Le BABOK ne donne aucune étape à cette technique. Wiegers en nomme une stratégie, et elle est la méthode entière: suivre un scénario qui décrit une tâche ou un cas précis, de bout en bout, pour montrer comment le système fonctionnerait au cours d'une session type. La chose porte au-delà du code, ajoute-t-il, et elle révèle des erreurs dans les livrables amont, les spécifications d'exigences par exemple. Un brouillon lu à voix haute, section après section, produit des hochements de tête. Le même brouillon traversé par un cas concret produit l'endroit précis où le cas s'arrête.

Une seule activité rend trois des cinq objectifs. Le cas qui n'a d'étape nulle part, c'est la complétude. L'étape qui admet deux réponses défendables, ce sont les options. Le mot que deux services emploient dans deux sens, c'est le consensus.

Où se situe la revue informelle

Le BABOK liste ses sept types de revue par formalité décroissante et qualifie les trois premiers de techniques formelles, les quatre suivants de techniques informelles (§10.37.3.2). Deux questions binaires traversent ce classement: la séance est-elle planifiée, le relecteur examine-t-il le produit seul avant de parler? La revue informelle répond oui, puis non, et elle est seule à répondre ainsi. Cette signature est sa frontière avec ses voisines: la séance est convoquée, là où une revue ad hoc (10.37g) se tient sans l'être, et le relecteur peut y entrer avec une préparation minimale, là où un desk check (10.37e) et une revue en circulation (10.37f) tiennent tout entiers dans cette lecture.

Formalité
Formel
Informel
Séance planifiée
Préparation individuelle
Inspec­tion10.37a
Oui
Oui
Revue formelle10.37b
Oui
Oui
Revue tech­nique10.37c
Oui
Oui
Revue infor­melle10.37d
Oui
Non
Desk check10.37e
Non
Oui
Revue en circu­lation10.37f
Non
Oui
Revue ad hoc10.37g
Non
Non
Wiegers, tableau 3-1 · BABOK §10.37.3.2
Les sept types de revue du BABOK (§10.37.3.2), rangés du plus formel au plus informel comme le BABOK les liste et marqués sur les deux questions. La revue informelle est la seule à répondre oui à la première et non à la seconde.
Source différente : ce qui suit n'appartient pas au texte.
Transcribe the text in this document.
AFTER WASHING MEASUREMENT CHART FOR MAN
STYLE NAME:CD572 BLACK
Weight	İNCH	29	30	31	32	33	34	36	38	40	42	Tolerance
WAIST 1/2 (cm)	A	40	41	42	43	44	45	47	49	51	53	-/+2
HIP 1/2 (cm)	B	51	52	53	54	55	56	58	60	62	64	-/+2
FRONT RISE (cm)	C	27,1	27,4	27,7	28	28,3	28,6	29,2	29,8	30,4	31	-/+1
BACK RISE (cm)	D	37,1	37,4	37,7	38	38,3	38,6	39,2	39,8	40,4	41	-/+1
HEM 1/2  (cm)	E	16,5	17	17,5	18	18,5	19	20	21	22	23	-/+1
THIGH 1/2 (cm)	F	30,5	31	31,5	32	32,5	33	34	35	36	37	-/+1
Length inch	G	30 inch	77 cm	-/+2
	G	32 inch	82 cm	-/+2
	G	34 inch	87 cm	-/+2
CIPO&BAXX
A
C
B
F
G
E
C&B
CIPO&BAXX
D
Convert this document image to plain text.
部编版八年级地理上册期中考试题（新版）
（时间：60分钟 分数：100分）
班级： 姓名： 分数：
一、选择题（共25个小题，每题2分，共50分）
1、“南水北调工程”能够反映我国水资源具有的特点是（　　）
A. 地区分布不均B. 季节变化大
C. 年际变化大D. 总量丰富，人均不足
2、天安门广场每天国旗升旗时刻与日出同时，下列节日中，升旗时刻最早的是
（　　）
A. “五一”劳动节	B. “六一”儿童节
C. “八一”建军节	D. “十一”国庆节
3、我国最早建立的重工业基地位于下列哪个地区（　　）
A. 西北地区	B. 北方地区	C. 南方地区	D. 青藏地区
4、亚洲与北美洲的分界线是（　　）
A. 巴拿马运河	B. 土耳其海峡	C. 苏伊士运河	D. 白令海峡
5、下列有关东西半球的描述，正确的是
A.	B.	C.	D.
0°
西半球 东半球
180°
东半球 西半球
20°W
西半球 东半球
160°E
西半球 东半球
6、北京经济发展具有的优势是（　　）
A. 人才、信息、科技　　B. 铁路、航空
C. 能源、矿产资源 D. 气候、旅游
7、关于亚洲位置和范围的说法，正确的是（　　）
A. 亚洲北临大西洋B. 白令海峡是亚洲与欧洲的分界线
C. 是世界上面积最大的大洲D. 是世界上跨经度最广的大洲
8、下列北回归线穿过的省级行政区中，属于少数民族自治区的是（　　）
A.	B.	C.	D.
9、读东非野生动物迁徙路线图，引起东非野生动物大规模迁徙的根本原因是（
Le nom, lui, est standard: des quatre revues informelles du BABOK, c'est la seule que les deux normes du domaine portent l'une et l'autre, IEEE 1028-2008 parmi ses cinq types et ISO/IEC 20246:2017 parmi ses dix.

Les rôles dans la salle

L'auteur présente. Wiegers le place à la fois au rôle de meneur et à celui de présentateur du matériel, et des trois types que son tableau compare, le walkthrough est le seul dans ce cas (tableau 3-2); les autres rôles de revue, ajoute-t-il, n'y sont d'ordinaire pas définis. Le BABOK range de son côté le scribe parmi les rôles applicables à cette revue et n'y range pas d'animateur (tableau 10.37.1). Des sept types de revue, c'est le seul dans ce cas: la séance est consignée, et personne n'est chargé d'y veiller.

Rôles applicables aux sept types de revue, d'après le tableau 10.37.1 du BABOK. «Non» dit que le BABOK ne range pas ce rôle parmi ceux qu'il déclare applicables. Les rôles d'auteur et de relecteur, il les attribue aux sept.
Type de revueAnimateurScribe
Inspection (10.37a)OuiOui
Revue formelle (10.37b)OuiOui
Revue technique (10.37c)Peut être utileNon
Revue informelle (10.37d)NonOui
Desk check (10.37e)NonNon
Revue en circulation (10.37f)NonNon
Revue ad hoc (10.37g)NonNon

Le rapprochement des deux colonnes est le nôtre, et le BABOK ne le fait pas. Il nomme pourtant ce que la revue informelle a échangé contre sa vitesse: l'animateur, dans ce même tableau, a pour tâche de valider que les relecteurs ont examiné le produit de travail avant la séance et de veiller à ce que chacun d'eux participe. Ce sont les deux obligations que la définition de la technique laisse tomber, puisqu'elle admet une préparation minimale des relecteurs, et personne ici n'en répond.

Les pièges

La salle se tait

Wiegers le dit sans détour: quand on ne comprend pas entièrement ce qui est présenté, on a tendance à passer dessus en supposant que l'auteur a raison, et il est facile de se laisser réduire au silence par la justification qu'un auteur donne de son approche, même sans en être convaincu. Or la confusion d'un relecteur, ajoute-t-il, est parfois le signe qu'un défaut n'est pas loin. Veiller à ce que tous les relecteurs participent est exactement ce que le tableau 10.37.1 confie à l'animateur, et cette revue n'en a pas. Le BABOK pose par ailleurs que la revue porte sur le produit de travail et non sur les compétences des participants (§10.37.2): la précaution vaut ici plus qu'ailleurs, l'auteur étant debout devant le groupe, en train de présenter son propre travail.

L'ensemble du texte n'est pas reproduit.